Not for fans of the original
I just have to voice my opinion on this new remake of Psycho. It may not be a half-assed attempt to take the idea of a Hitchcock film and turn it into something more contemporary (Rear Window, A Perfect Murder), but its decisions on where to pay homage to the original and where to embark on its own decisions make the movie more choppy and awkward than it should have been. The thing I liked about the original, and still do over the new version, is that Norman Bates' character had a boyish innocence to it. Vince Vaughn turns the character into an overly moody, and somewhat agresive geek. He doesn't even seem to believe his own lines. I can't blame him totally for his off target performance since the lines, written to sound normal and like "small-talk" in the 60's, sound too strange and pointless. "Twelve cabins, twelve vancancies." is said by Vaughn like a simple minded little boy, while Perkins actually dilivered it sounding natural and like an everyday sort of comment.

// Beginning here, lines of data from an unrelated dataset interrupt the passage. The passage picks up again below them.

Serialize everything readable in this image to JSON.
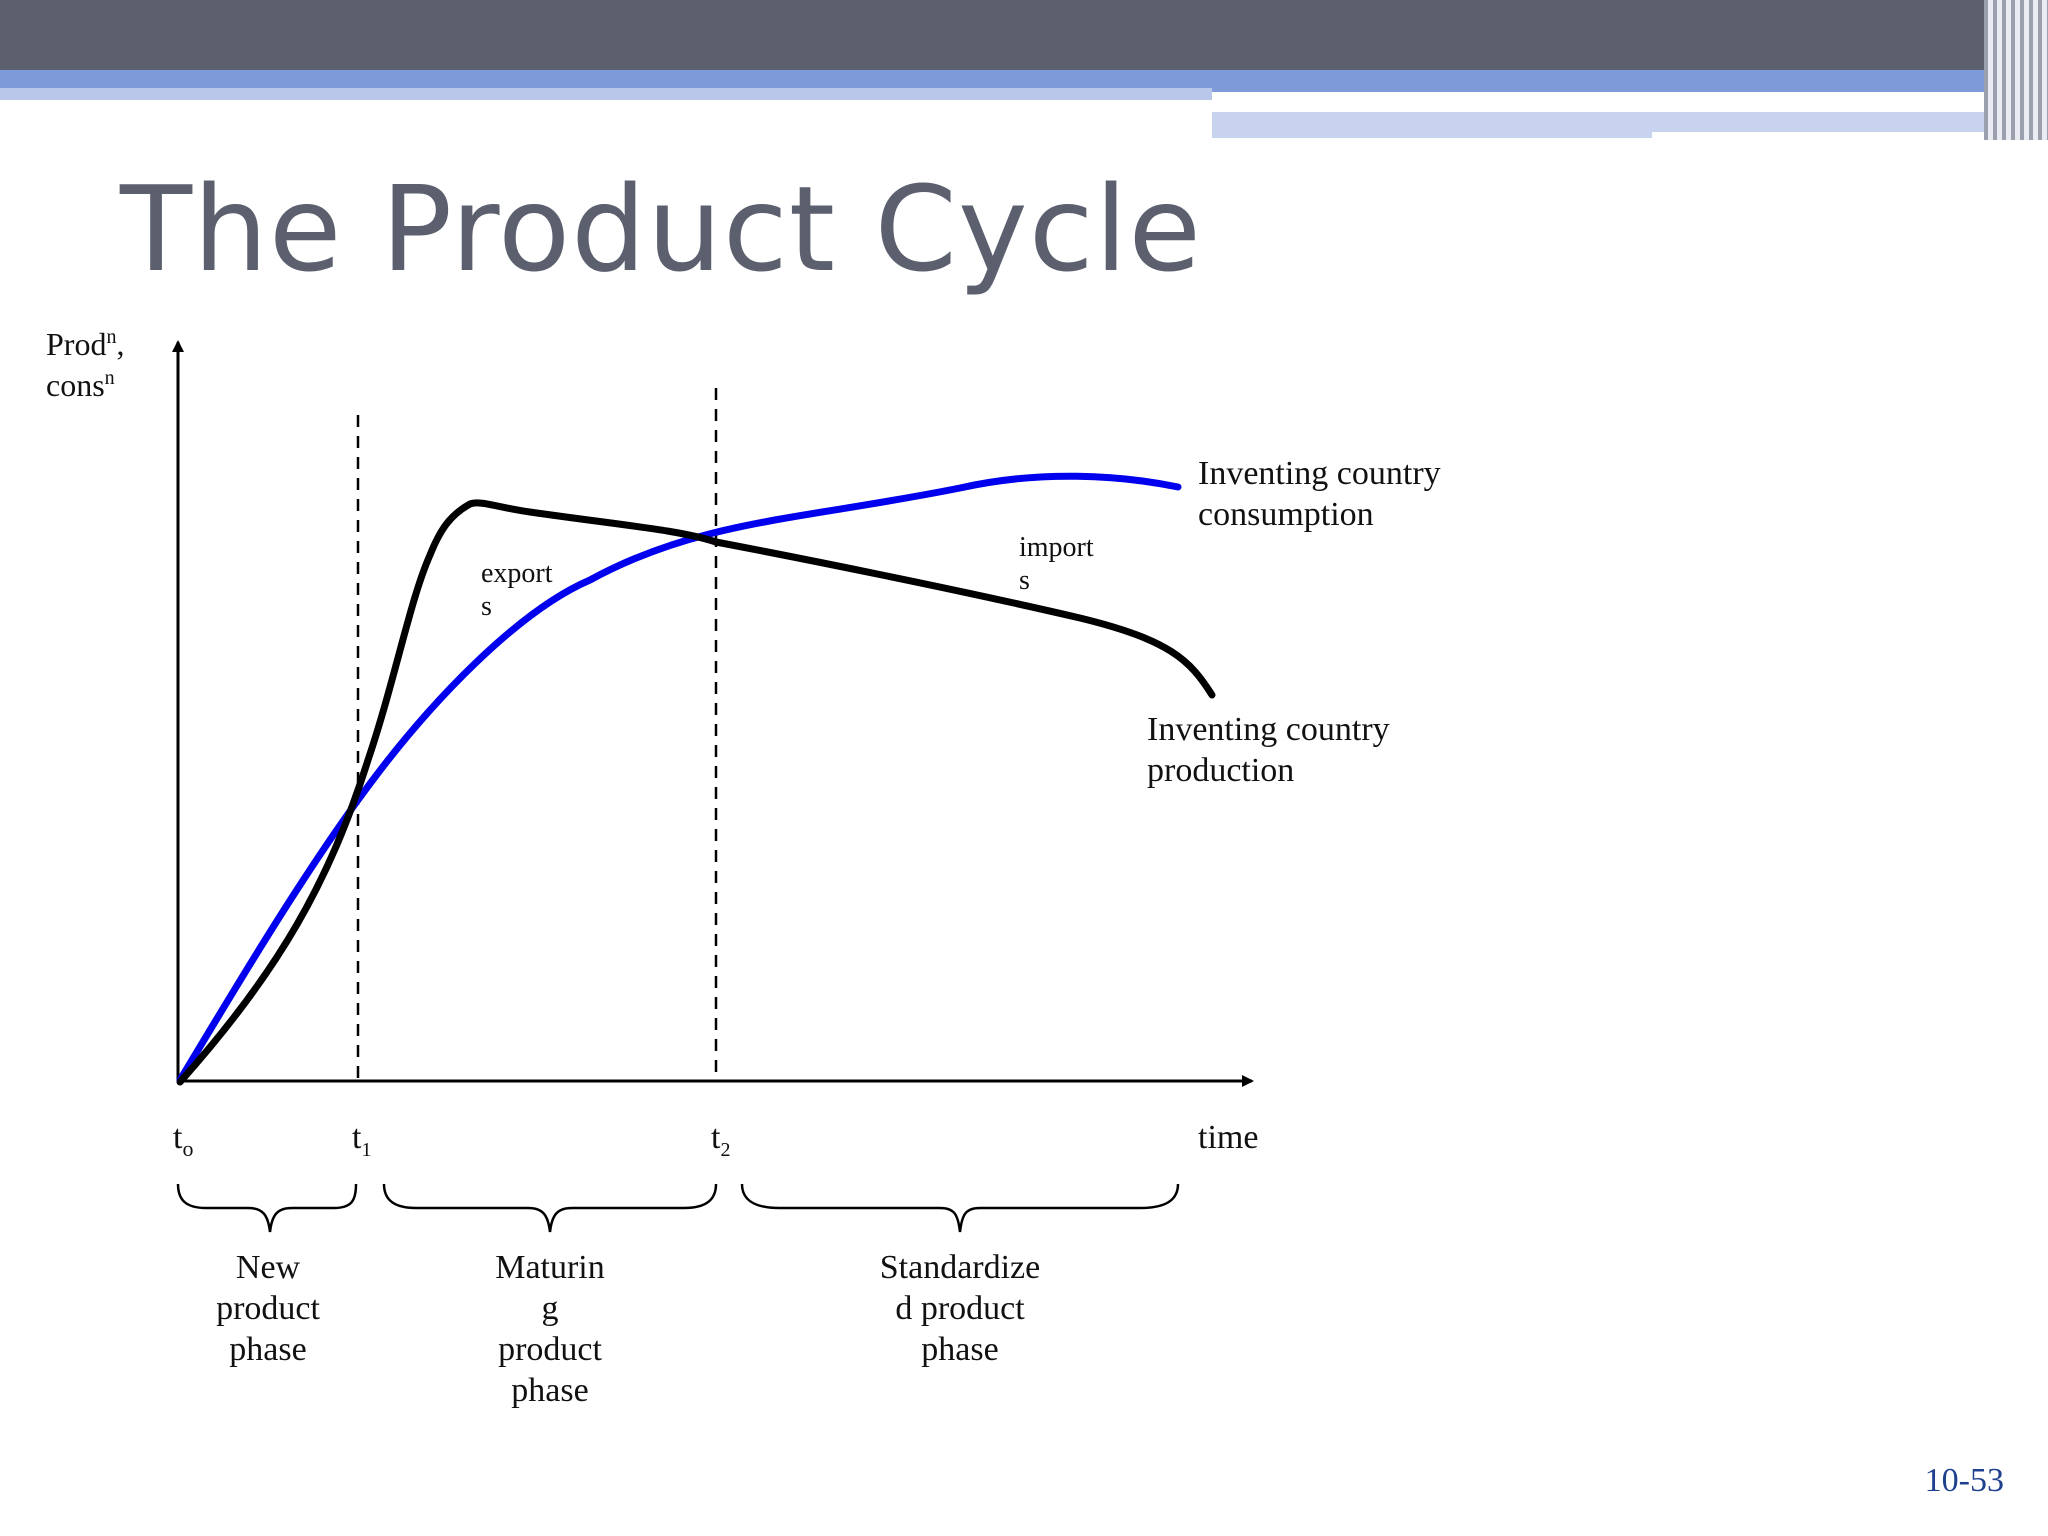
{
  "slide": {
    "title": "The Product Cycle",
    "page_number": "10-53"
  },
  "colors": {
    "header_dark": "#5b5f6e",
    "header_accent": "#7e9ad8",
    "consumption_line": "#0000ee",
    "production_line": "#000000",
    "page_number": "#1f3f8f"
  },
  "diagram": {
    "y_axis_label": {
      "line1_base": "Prod",
      "line1_sup": "n",
      "line1_suffix": ",",
      "line2_base": "cons",
      "line2_sup": "n"
    },
    "x_axis_label": "time",
    "time_marks": [
      {
        "base": "t",
        "sub": "o"
      },
      {
        "base": "t",
        "sub": "1"
      },
      {
        "base": "t",
        "sub": "2"
      }
    ],
    "curves": {
      "consumption": {
        "label_line1": "Inventing country",
        "label_line2": "consumption"
      },
      "production": {
        "label_line1": "Inventing country",
        "label_line2": "production"
      }
    },
    "annotations": {
      "exports": {
        "line1": "export",
        "line2": "s"
      },
      "imports": {
        "line1": "import",
        "line2": "s"
      }
    },
    "phases": [
      {
        "lines": [
          "New",
          "product",
          "phase"
        ]
      },
      {
        "lines": [
          "Maturin",
          "g",
          "product",
          "phase"
        ]
      },
      {
        "lines": [
          "Standardize",
          "d product",
          "phase"
        ]
      }
    ]
  }
}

The script needed more than the very few touch-ups that were applied to better explain a small amount of the points in the movie. Van Sant just couldn't decide if he was actually trying to remake the original shot-for-shot (it is up to the shower scene), or turn it into a newer story more set in today's world. My final gripe with Van Sant's version is Anne Heche. She seemed like a resonable choice for Janet Leigh's role, but she comes off stupid and like she really isn't thinking at all. Van Sant can't even pick good times to poke fun at the original. Heche's outfits for the movie are downright outrageous, and distracting. They draw so much attention to themselves that you forget that there is a story going on. I cringed thinking of the original when she pulled out an umbrella that looked like a big bright version of a decoration for a drink in a bar. The only thing that I can commend Van Sant for is that he has brought Psycho to a new generation, that although may not appreciate or have seen the original, can find a good shock from the story. It actually could have been a good film if Van Sant had decided what kind of movie he wanted to make. The new version is definitely NOT for film buffs or fans of the original Hitchcock version. However for those who can't stand the idea of watching actors from a different time or a film shot in black & white, this is a movie you should definitely see.